New NightCare Center Opens in India

Written By: Tanya Lasko (Program Coordinator)

As I travel through the streets of Kolkata in the comfort of a hired car with horns beeping and the air conditioning cranked, I am reminded of the blessing of peace, quiet, and order. I begin to understand that each honk communicates to the pedestrians, and other vehicles, “I am here”. 

The staff here in Kolkata greet us warmly and are eager to walk us to the new center that is being opened for the very first night. A single ribbon spans the doorway waiting for Sarah to cut it while a man in a second doorway grins from ear to ear. I learn later that he is the landlord of the building and has graciously rented the space to Saving Moses for a reasonable rent even though it is for “those” women. The brothel is just two blocks away and their kind is not welcome in this neighborhood by most. The landlord’s warm smile and kind eyes communicate that he is in it for these babies’ sake! 
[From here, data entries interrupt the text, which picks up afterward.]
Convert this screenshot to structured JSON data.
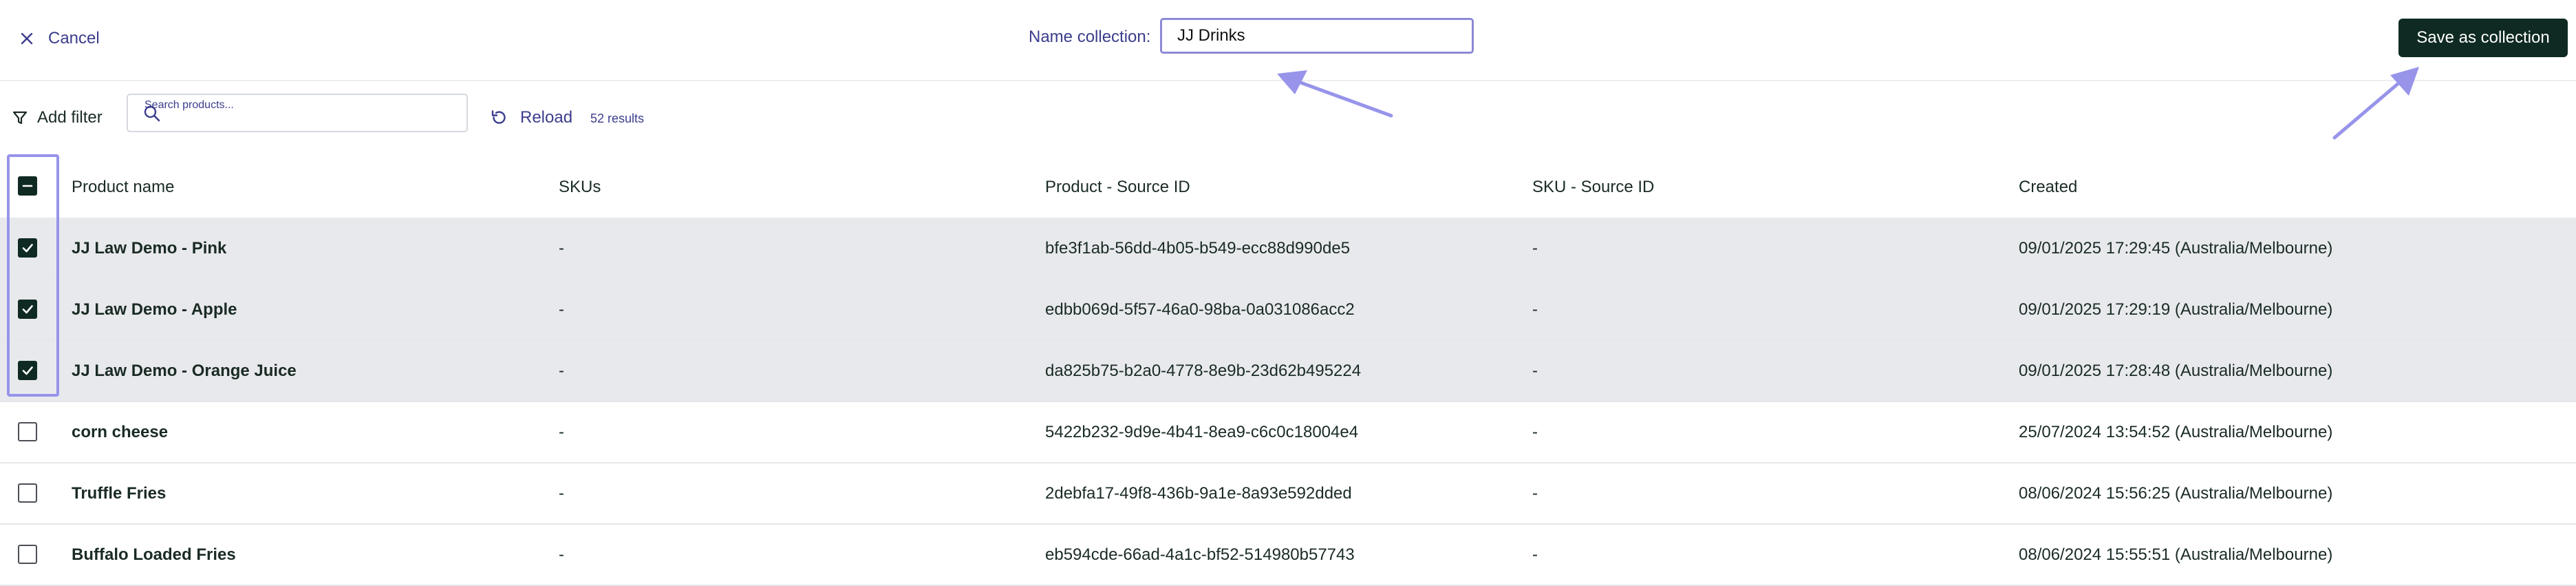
{
  "header": {
    "cancel_label": "Cancel",
    "name_label": "Name collection:",
    "name_value": "JJ Drinks",
    "save_label": "Save as collection"
  },
  "toolbar": {
    "add_filter_label": "Add filter",
    "search_label": "Search products...",
    "search_value": "",
    "reload_label": "Reload",
    "results": "52 results"
  },
  "table": {
    "columns": [
      "Product name",
      "SKUs",
      "Product - Source ID",
      "SKU - Source ID",
      "Created"
    ],
    "select_all_state": "indeterminate",
    "rows": [
      {
        "name": "JJ Law Demo - Pink",
        "skus": "-",
        "product_source_id": "bfe3f1ab-56dd-4b05-b549-ecc88d990de5",
        "sku_source_id": "-",
        "created": "09/01/2025 17:29:45 (Australia/Melbourne)",
        "checked": true
      },
      {
        "name": "JJ Law Demo - Apple",
        "skus": "-",
        "product_source_id": "edbb069d-5f57-46a0-98ba-0a031086acc2",
        "sku_source_id": "-",
        "created": "09/01/2025 17:29:19 (Australia/Melbourne)",
        "checked": true
      },
      {
        "name": "JJ Law Demo - Orange Juice",
        "skus": "-",
        "product_source_id": "da825b75-b2a0-4778-8e9b-23d62b495224",
        "sku_source_id": "-",
        "created": "09/01/2025 17:28:48 (Australia/Melbourne)",
        "checked": true
      },
      {
        "name": "corn cheese",
        "skus": "-",
        "product_source_id": "5422b232-9d9e-4b41-8ea9-c6c0c18004e4",
        "sku_source_id": "-",
        "created": "25/07/2024 13:54:52 (Australia/Melbourne)",
        "checked": false
      },
      {
        "name": "Truffle Fries",
        "skus": "-",
        "product_source_id": "2debfa17-49f8-436b-9a1e-8a93e592dded",
        "sku_source_id": "-",
        "created": "08/06/2024 15:56:25 (Australia/Melbourne)",
        "checked": false
      },
      {
        "name": "Buffalo Loaded Fries",
        "skus": "-",
        "product_source_id": "eb594cde-66ad-4a1c-bf52-514980b57743",
        "sku_source_id": "-",
        "created": "08/06/2024 15:55:51 (Australia/Melbourne)",
        "checked": false
      }
    ]
  },
  "icons": {
    "cancel": "close-icon",
    "filter": "filter-icon",
    "search": "search-icon",
    "reload": "reload-icon"
  },
  "colors": {
    "primary_dark": "#0f2a22",
    "link_indigo": "#3b3d8c",
    "selected_row": "#e8e9ed",
    "annotation": "#9794ea"
  }
}
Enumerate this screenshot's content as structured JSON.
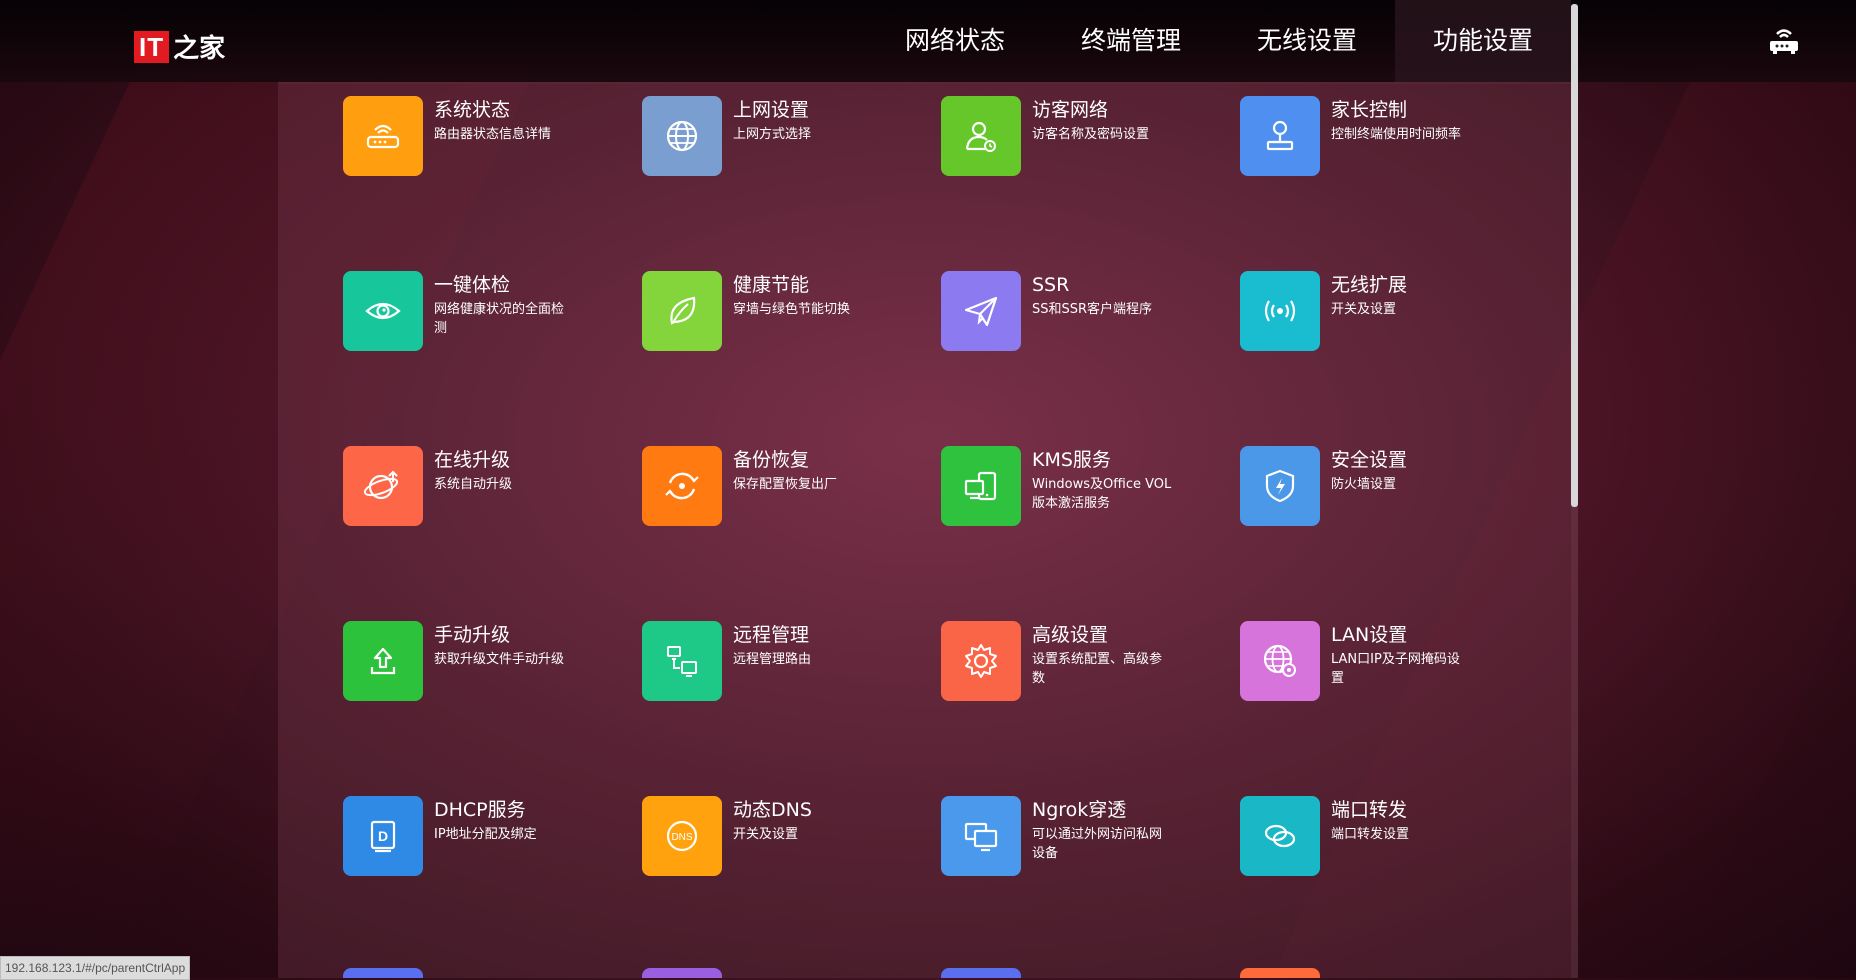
{
  "logo": {
    "mark": "IT",
    "text": "之家"
  },
  "nav": [
    {
      "label": "网络状态"
    },
    {
      "label": "终端管理"
    },
    {
      "label": "无线设置"
    },
    {
      "label": "功能设置",
      "active": true
    }
  ],
  "tiles": [
    {
      "title": "系统状态",
      "desc": "路由器状态信息详情",
      "color": "#ff9f0f",
      "icon": "router-icon"
    },
    {
      "title": "上网设置",
      "desc": "上网方式选择",
      "color": "#7a9ecf",
      "icon": "globe-icon"
    },
    {
      "title": "访客网络",
      "desc": "访客名称及密码设置",
      "color": "#66c72a",
      "icon": "guest-user-icon"
    },
    {
      "title": "家长控制",
      "desc": "控制终端使用时间频率",
      "color": "#4f8ff0",
      "icon": "parent-control-icon"
    },
    {
      "title": "一键体检",
      "desc": "网络健康状况的全面检测",
      "color": "#17c69a",
      "icon": "eye-icon"
    },
    {
      "title": "健康节能",
      "desc": "穿墙与绿色节能切换",
      "color": "#84d43b",
      "icon": "leaf-icon"
    },
    {
      "title": "SSR",
      "desc": "SS和SSR客户端程序",
      "color": "#8b7af0",
      "icon": "paper-plane-icon"
    },
    {
      "title": "无线扩展",
      "desc": "开关及设置",
      "color": "#1abcd0",
      "icon": "wireless-signal-icon"
    },
    {
      "title": "在线升级",
      "desc": "系统自动升级",
      "color": "#fe6648",
      "icon": "online-upgrade-icon"
    },
    {
      "title": "备份恢复",
      "desc": "保存配置恢复出厂",
      "color": "#ff7a11",
      "icon": "backup-restore-icon"
    },
    {
      "title": "KMS服务",
      "desc": "Windows及Office VOL版本激活服务",
      "color": "#2ec23e",
      "icon": "devices-icon"
    },
    {
      "title": "安全设置",
      "desc": "防火墙设置",
      "color": "#4b97e8",
      "icon": "shield-icon"
    },
    {
      "title": "手动升级",
      "desc": "获取升级文件手动升级",
      "color": "#2cc23c",
      "icon": "upload-icon"
    },
    {
      "title": "远程管理",
      "desc": "远程管理路由",
      "color": "#1ec886",
      "icon": "remote-manage-icon"
    },
    {
      "title": "高级设置",
      "desc": "设置系统配置、高级参数",
      "color": "#fb6547",
      "icon": "gear-icon"
    },
    {
      "title": "LAN设置",
      "desc": "LAN口IP及子网掩码设置",
      "color": "#d774db",
      "icon": "lan-globe-icon"
    },
    {
      "title": "DHCP服务",
      "desc": "IP地址分配及绑定",
      "color": "#2f8ae6",
      "icon": "dhcp-icon"
    },
    {
      "title": "动态DNS",
      "desc": "开关及设置",
      "color": "#ffa20e",
      "icon": "dns-icon"
    },
    {
      "title": "Ngrok穿透",
      "desc": "可以通过外网访问私网设备",
      "color": "#4a99ec",
      "icon": "monitors-icon"
    },
    {
      "title": "端口转发",
      "desc": "端口转发设置",
      "color": "#1ab8c6",
      "icon": "port-forward-icon"
    }
  ],
  "peek_colors": [
    "#5a6ef0",
    "#9a5ee0",
    "#5a6ef0",
    "#ff6a3a"
  ],
  "status_url": "192.168.123.1/#/pc/parentCtrlApp"
}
We enter the new center to find four preschoolers eagerly, but patiently, waiting to open the brand-new toys sitting on the shelves. I would equate it to birds sitting on a wire. I can’t help thinking, “Is there a Moses sitting among these precious wide-eyed toddlers?” Among the toddlers was Suleme, a thirty-two-year-old mom who has an eleven-year-old son and a two-year-old daughter. I try to engage with Tutal, the little two-year-old, but she quickly nestles into mom. As the night continues, Tutal and I shared some blocks and a few priceless smiles. 

A four-year-old girl, Diya, captures my heart as she is eager to play, and build, and tell me the letters that are on the puzzles in front of her. You can tell she feels safe as she inches closer as we continue to play together. Diya’s mother was a sex worker, but she passed away a year prior. Diya had been all alone until one of the Saving Moses nannies adopted her and that is how she ended up at the NightCare center. We finished the evening with snacks and cake to celebrate another center opening where love and consistency can be found for these babies and their moms.

The next evening, I find myself walking through the streets near the brothel, keeping my eyes focused on each next step, and making sure I offer a warm smile to the children and women I encounter along the way. Up the narrow stairway, I am greeted with the joyous sound of little ones playing and fully engaged with toys and their nannies. 

As I enter the playroom several toddlers come to play with me. I started to play with a boy who was figuring out how to place shapes through the correct holes in a bucket. As I patted him on the back, high fived him and rubbed his head, the boy grew in his confidence and delighted in the praise. This is a foreign concept for many of these toddlers as they’re more familiar with criticism or silence. 

The nannies work very hard to affirm their efforts in kindness and in learning. As I listened and watched my heart was filled to hear of Suvo, a boy who just aged out of the program whose grandmother, after hearing from the staff how smart her grandson was, enrolled him in a private school to continue his education. A vision has begun, a life has been altered and it began with Saving Moses’ willingness to help the invisible! 

I then played with Muscan, a thirteen-month-old girl who has been at the center since three months of age. Her infectious smile and bright curious eyes drew me to quickly fall in love with her and desire her to break into a different life as she grows older. Later in the evening I found myself struggling with anger as I heard how Muscan’s older sister, who also had a beautiful spirit, was sold for the equivalent of a month’s rent. I pray that Muscan has a better future and can remain in NightCare where she is loved and safe. This world does not make sense to me, but these babies and toddlers thrive and learn love in the safety of these centers which makes it worthwhile what NightCare is able to achieve!